It hasn’t won the race yet.
Recent media outlets have stated that former US Air Force Chief Software Officer Nicolas Chaillan, has come out to say that China is “winning” the race in AI.
“The main message is we have not lost the war but we need to wake up and we don’t have the luxury of time and we can’t hear about more reports and Congress asking the DoD to go and study things more and spend 50 to 60% of the AI funding we get on ethics,” Chaillan said. “We need to focus on capabilities and we need to deliver it rapidly using agile methodologies and we cannot be stuck in time.”
However he has clarified his remarks on Twitter recently and stated “as it stands and if” the US doesn’t “wake up NOW, we have no fighting chance to win against China in 15 years”.

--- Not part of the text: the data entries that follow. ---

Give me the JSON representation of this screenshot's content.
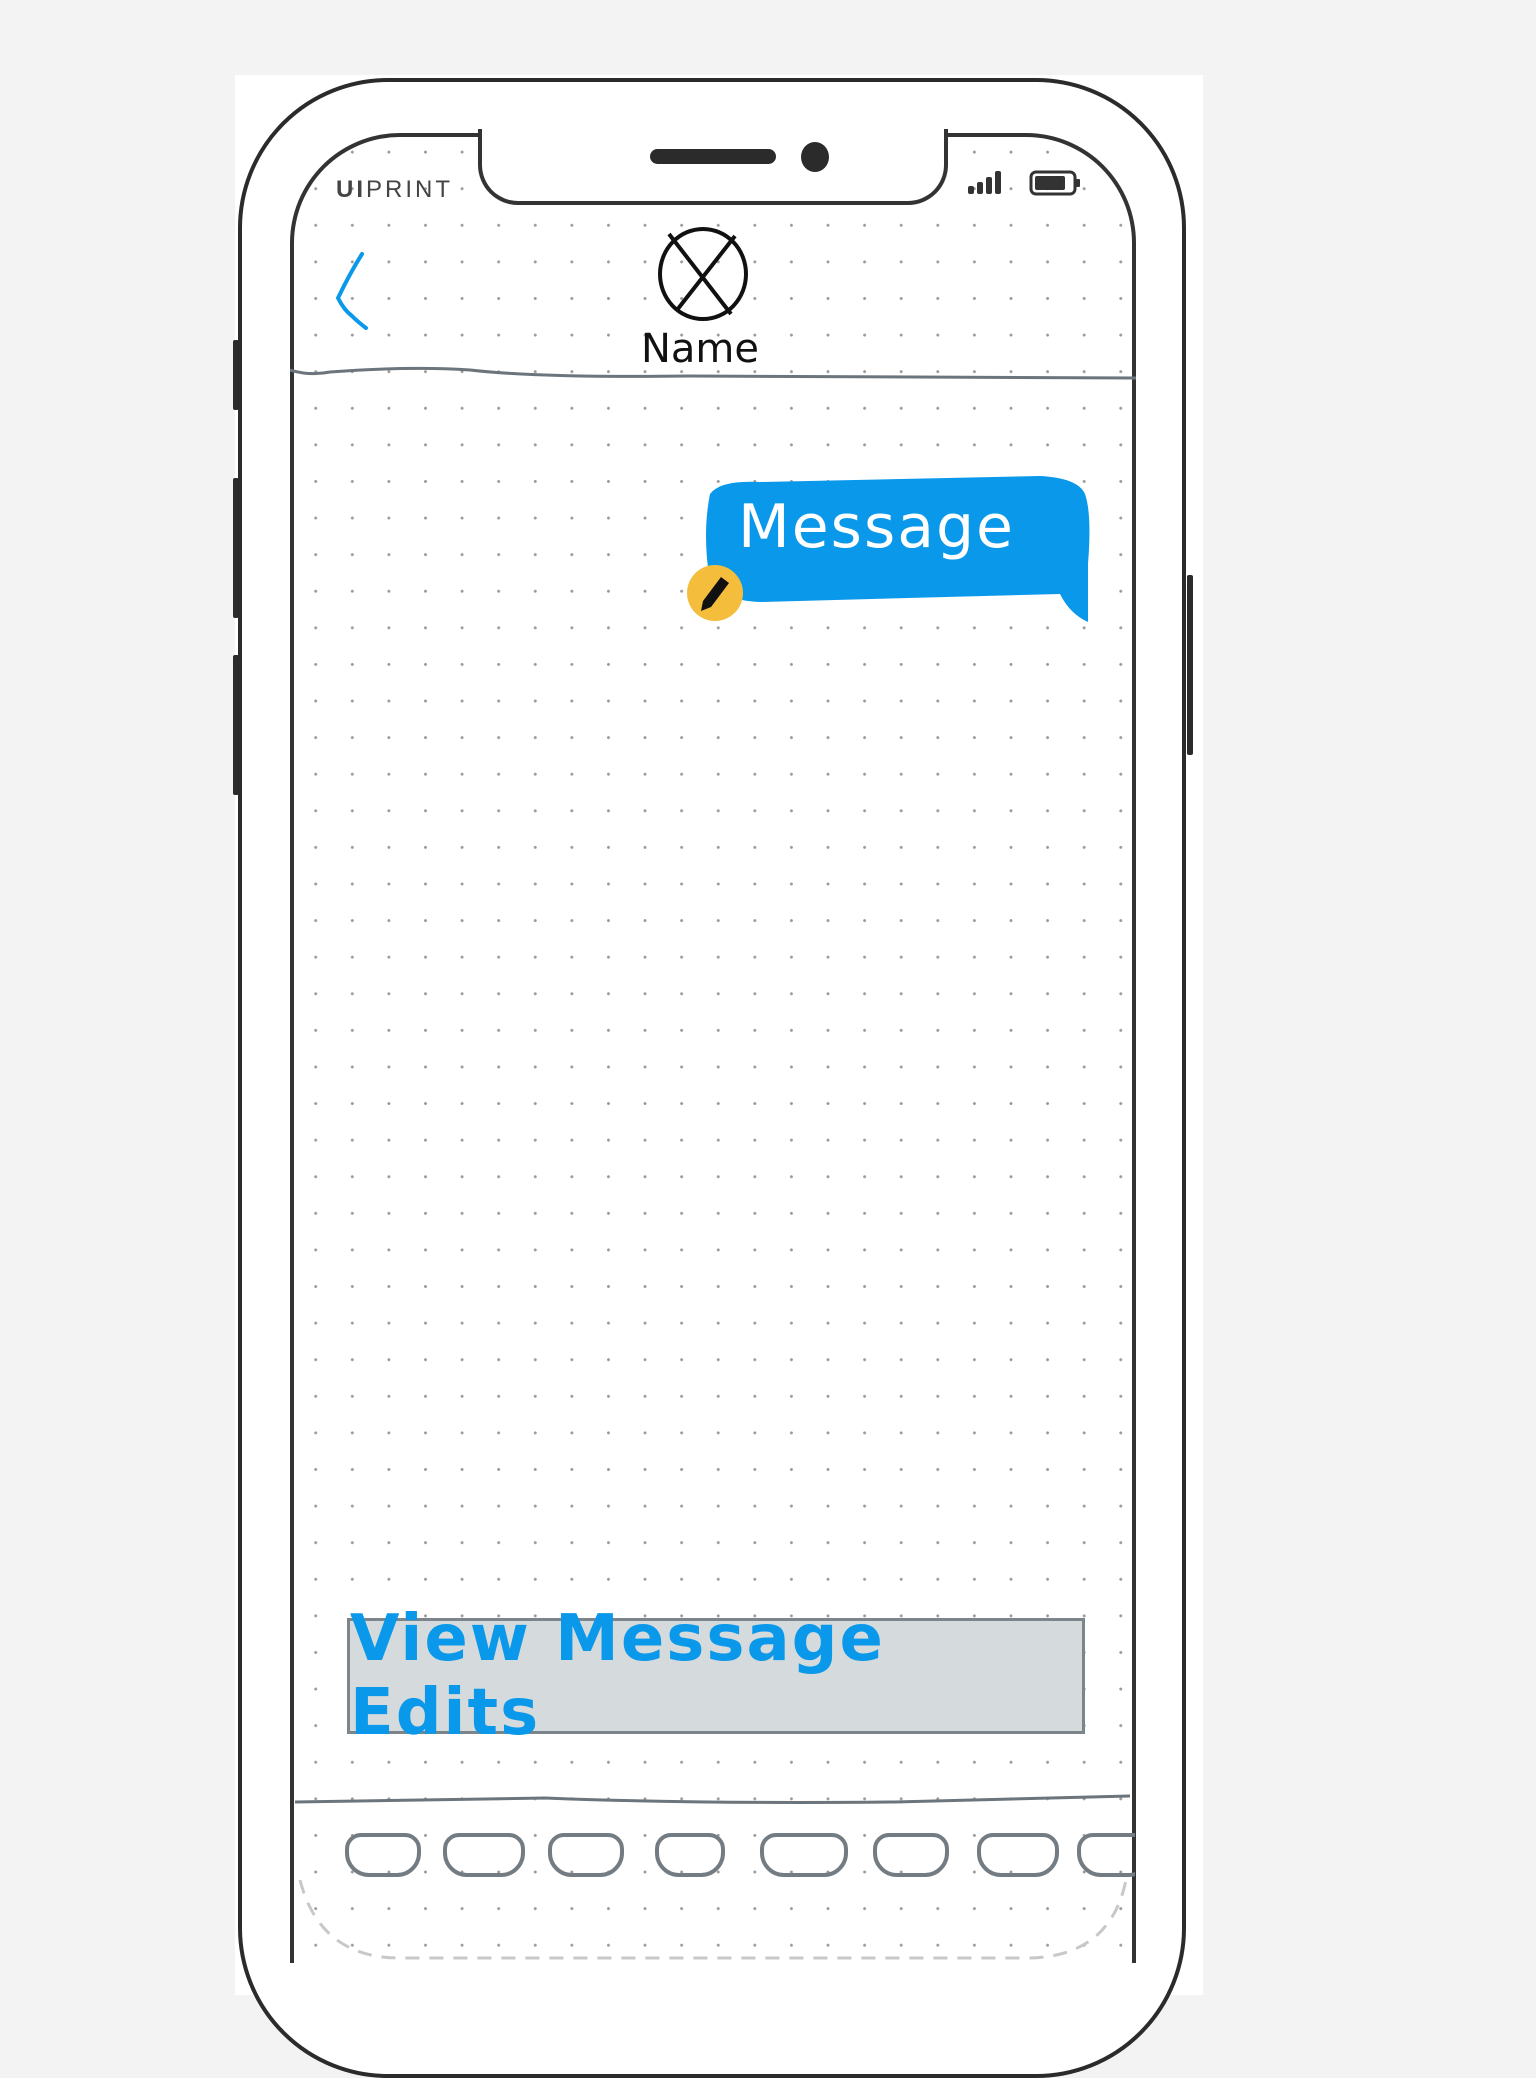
{
  "status_bar": {
    "brand_bold": "UI",
    "brand_rest": "PRINT",
    "signal_icon": "signal-icon",
    "battery_icon": "battery-icon"
  },
  "header": {
    "back_icon": "chevron-left-icon",
    "avatar_icon": "avatar-placeholder-icon",
    "contact_name": "Name"
  },
  "conversation": {
    "messages": [
      {
        "text": "Message",
        "edited": true,
        "edit_icon": "pencil-icon"
      }
    ]
  },
  "actions": {
    "view_edits_label": "View Message Edits"
  },
  "colors": {
    "accent": "#0a98ea",
    "bubble": "#0a98ea",
    "badge": "#f5bd3c",
    "button_bg": "#d5dadd"
  },
  "keyboard": {
    "key_count": 8
  }
}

“I also said that they’re leading in AI and Cyber NOW,” stated Chaillan. “Not in 10 years as some BS reports mention.
Of course government funded reports always tell us we have more time than we have so no one is held accountable for missing the already past due target.”

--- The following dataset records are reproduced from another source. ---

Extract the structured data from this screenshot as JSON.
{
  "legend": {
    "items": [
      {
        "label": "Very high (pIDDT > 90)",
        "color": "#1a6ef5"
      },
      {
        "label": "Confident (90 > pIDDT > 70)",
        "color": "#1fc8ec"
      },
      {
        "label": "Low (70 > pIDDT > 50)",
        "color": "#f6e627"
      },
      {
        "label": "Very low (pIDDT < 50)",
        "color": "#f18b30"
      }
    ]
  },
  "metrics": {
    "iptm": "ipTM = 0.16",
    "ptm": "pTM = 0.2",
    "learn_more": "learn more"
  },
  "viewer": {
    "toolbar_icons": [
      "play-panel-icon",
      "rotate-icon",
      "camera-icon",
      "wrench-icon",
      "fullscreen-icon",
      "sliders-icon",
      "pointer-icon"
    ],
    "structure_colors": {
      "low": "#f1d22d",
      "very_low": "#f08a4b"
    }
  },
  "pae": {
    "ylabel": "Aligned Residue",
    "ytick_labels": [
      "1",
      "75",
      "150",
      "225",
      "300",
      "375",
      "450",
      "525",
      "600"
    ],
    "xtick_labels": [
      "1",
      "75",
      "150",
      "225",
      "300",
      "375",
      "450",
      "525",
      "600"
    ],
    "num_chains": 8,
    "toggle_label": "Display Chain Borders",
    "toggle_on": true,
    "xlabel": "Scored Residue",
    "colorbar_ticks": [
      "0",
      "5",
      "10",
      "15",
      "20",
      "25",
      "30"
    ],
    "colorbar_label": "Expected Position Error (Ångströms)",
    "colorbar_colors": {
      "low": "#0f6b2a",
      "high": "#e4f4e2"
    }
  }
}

According to Chaillan “those are just common sense fact” and are “competing against 1.5B folks here. Either we are smarter and more agile, or we lose. Period.”
According to the China Development Report, China’s global share of research papers in the field of AI has vaulted from 4.26% (1,086) in 1997 to 27.68% in 2017 (37,343), surpassing any other country in the world, including the U.S. — a position it continues to hold. China also consistently files more AI patents than any other country.
The Harvard Business Review noted that as of March 2019, the number of Chinese AI firms has reached 1,189, second only to the U.S., which has more than 2,000 active AI firms. These firms focus more on speech (e.g., speech recognition, speech synthesis) and vision (e.g., image recognition, video recognition) than their overseas counterparts.
A research paper by AI and Society noted in March 2016, Lee Sedol, a professional Go player from South Korea, was defeated by a Google DeepMind artificial intelligence (AI) created for the board game Go (AlphaGo). Sedol held the second-most Go international championship victories at the time, but he was defeated by AlphaGo by a score of four games to one.
While the match attracted considerable attention in the United States, it was a massive event in China, with over 280 million people tuning in to watch it live. This match has been dubbed a “Sputnik moment” in China’s AI development, according to two government insiders.
Despite the fact that there have previously been AI policy attempts in the country, AlphaGo’s success contributed to a greater spotlight on the subject. This “moment” became the catalyst that saw the Government develop the New Generation Artiﬁcial Intelligence Development Plan (AIDP).
According to the report the plan features:
- By 2020, China aims to maintain competitiveness with other major powers and optimise its AI development environment. In monetary terms, China intends to create an AI industry worth more than 150 billion yuan (ca. 21 billion dollars). Lastly, it seeks to establish initial ethical norms, policies, and regulations for vital areas of AI.
- By 2025, China aims to have achieved a ‘major break-through’ (as stated in the document) in basic AI theory and to be world-leading in some applications (‘some technologies and applications achieve a world-leading level’). China also targets an increase in the worth of its core AI industry to over 400 billion yuan (ca. 58 billion dollars), and plans to expand upon, and codify in law, ethical standards for AI.
- By 2030, China seeks to become the world’s inno-vation centre for AI. By then, growth in the core AI industry is expected to more than double again and be valued at 1 trillion yuan (ca 147 billion dollars), and further upgrades in the laws and standards are also to be expected, to deal with newly emerging challenges.